We grew up together in the beautiful foothills of the Blue Ridge Mountains in Virginia in a community founded by Shaykh Ahmed Abdur Rashid. We five were so close that if you told one of us something you could be sure it would reach the other four in no time at all. Attending school at the World Community Education Center, we were constantly together, in class and out of class, from preschool to high school. Aliya, who had no siblings while growing up, recalls, “I have never felt like an only child for the simple fact that I was always with my four best friends from the time I was a baby until now.”
As young children, we had loosely defined roles in the group; Maryam, for example, took the leadership position as the oldest, while Amina often played the role of mediator–smoothing out rough edges. We were always grateful to Aliya for her steady, balanced approach to things and Hana often was the one who dared to venture into new waters. Now that we have matured we are more fluid in our interactions and roles, fulfilling needs interchangeably, each one of us able to play the role appropriate to time and place.

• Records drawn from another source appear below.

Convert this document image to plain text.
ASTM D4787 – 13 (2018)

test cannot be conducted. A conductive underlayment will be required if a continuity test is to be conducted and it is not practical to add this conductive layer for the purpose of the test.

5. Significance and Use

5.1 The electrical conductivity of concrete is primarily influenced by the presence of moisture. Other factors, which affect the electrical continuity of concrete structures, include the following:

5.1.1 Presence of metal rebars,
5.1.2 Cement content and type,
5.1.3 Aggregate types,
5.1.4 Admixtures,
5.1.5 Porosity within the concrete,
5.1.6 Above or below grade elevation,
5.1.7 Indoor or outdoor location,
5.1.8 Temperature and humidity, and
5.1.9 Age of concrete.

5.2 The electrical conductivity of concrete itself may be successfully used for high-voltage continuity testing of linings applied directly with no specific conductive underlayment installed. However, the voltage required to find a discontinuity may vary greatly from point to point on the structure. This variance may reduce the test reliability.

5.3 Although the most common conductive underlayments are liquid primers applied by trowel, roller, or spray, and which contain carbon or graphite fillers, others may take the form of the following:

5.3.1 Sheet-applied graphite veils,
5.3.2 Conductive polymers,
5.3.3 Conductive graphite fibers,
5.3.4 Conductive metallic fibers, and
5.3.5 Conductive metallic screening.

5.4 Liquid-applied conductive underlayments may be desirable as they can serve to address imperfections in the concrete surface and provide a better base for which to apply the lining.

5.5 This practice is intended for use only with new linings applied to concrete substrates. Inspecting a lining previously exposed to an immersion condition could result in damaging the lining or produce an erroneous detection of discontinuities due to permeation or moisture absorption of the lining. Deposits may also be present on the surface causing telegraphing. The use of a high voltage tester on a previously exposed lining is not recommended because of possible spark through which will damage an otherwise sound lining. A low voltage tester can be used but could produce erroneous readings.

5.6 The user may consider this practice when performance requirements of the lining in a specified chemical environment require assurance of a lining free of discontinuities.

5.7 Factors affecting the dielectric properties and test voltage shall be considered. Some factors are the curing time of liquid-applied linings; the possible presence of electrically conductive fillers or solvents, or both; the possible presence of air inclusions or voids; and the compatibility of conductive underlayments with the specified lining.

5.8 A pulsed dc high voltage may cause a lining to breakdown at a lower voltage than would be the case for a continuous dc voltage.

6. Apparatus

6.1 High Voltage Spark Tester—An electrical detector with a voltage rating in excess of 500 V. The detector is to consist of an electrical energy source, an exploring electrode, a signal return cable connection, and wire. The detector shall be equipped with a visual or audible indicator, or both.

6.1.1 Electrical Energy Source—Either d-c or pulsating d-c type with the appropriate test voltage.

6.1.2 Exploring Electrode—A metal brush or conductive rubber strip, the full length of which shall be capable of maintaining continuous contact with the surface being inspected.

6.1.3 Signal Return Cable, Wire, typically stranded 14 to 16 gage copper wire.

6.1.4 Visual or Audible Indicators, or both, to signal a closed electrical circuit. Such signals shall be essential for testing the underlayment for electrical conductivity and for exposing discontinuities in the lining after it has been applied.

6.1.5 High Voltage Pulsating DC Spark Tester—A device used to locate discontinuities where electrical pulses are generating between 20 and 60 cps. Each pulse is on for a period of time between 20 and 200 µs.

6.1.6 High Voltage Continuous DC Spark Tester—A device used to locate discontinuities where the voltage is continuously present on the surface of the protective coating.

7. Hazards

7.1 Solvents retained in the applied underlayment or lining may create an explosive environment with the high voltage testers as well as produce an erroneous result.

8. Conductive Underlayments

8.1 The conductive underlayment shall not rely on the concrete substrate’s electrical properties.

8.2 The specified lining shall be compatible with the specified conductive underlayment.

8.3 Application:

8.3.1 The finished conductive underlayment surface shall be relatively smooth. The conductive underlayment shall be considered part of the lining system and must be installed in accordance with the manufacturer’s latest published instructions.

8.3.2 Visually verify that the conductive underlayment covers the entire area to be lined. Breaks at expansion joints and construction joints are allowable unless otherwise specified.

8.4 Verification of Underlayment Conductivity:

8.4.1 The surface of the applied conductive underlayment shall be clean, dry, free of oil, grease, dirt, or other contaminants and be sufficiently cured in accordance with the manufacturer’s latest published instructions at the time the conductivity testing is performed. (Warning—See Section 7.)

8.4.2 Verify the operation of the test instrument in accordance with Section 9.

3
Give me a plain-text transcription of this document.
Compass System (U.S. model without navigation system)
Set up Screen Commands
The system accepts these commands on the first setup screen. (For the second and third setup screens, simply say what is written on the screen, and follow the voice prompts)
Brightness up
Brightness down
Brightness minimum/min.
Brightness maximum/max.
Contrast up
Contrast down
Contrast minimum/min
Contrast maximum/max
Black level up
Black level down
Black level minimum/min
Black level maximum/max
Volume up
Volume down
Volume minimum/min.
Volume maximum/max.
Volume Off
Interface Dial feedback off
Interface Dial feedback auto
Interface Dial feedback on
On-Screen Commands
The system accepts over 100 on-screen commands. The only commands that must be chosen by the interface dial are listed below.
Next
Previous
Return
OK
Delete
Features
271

Hana thoughtfully describes our friendship with words that echoes my feelings: “Our friendship is very deep. It is unique because it derives its strength from something more than friendship; it is based on time, on trust in each other’s integrity and on a deep love and affection that grows from walking the same path in life.”
That path that we walk together gives us all a shared sense of responsibility for the world, the community we grew up in and our role in the world as Muslim American women. That feeling of mutual responsibility, as well as a nurturing environment, opened many opportunities for us.
In 2000, with the help of mentors and friends, we founded ALIMY (A Leadership Institute for Muslim Youth) a two-week residential summer program for Muslim girls and boys ages 13 to 17. It was our intention that through ALIMY students would gain a respect for the needs of others, as well as gain a chance to intimately know the value of teamwork and cooperation. ALIMY is helping young people find balance and direction in their lives as they develop a greater sense of understanding, ownership and pride in the Muslim American identity.
Together we developed and ran this program, which included everything from campfires and canoe trips to classes on civic involvement and a fieldtrip to our nation’s capital for appointments with the staff of several senators. We wanted to share with the younger generation both the responsibilities and the joys that come with being a Muslim in this country. With four years of youth programs and over 40 alumni to our credit, we are beginning to accomplish that, insha’Allah.
Our college experiences opened more doors for us. We graduated from high school at different times but all chose to go on to college at Randolph-Macon Woman’s College in Lynchburg, Virginia. There, Maryam, the oldest and first college student of the girlfriends, began the tradition of hard work and high standards that we all inherited as we arrived at the college. This tradition manifested itself in the creation of UMMAH, the United Muslimahs of the Muslim student’s club on campus. She worked for several years creating the constitution of our club and getting student government approval, which came through shortly after the terrorist attacks of September 11th; the first week of my college career.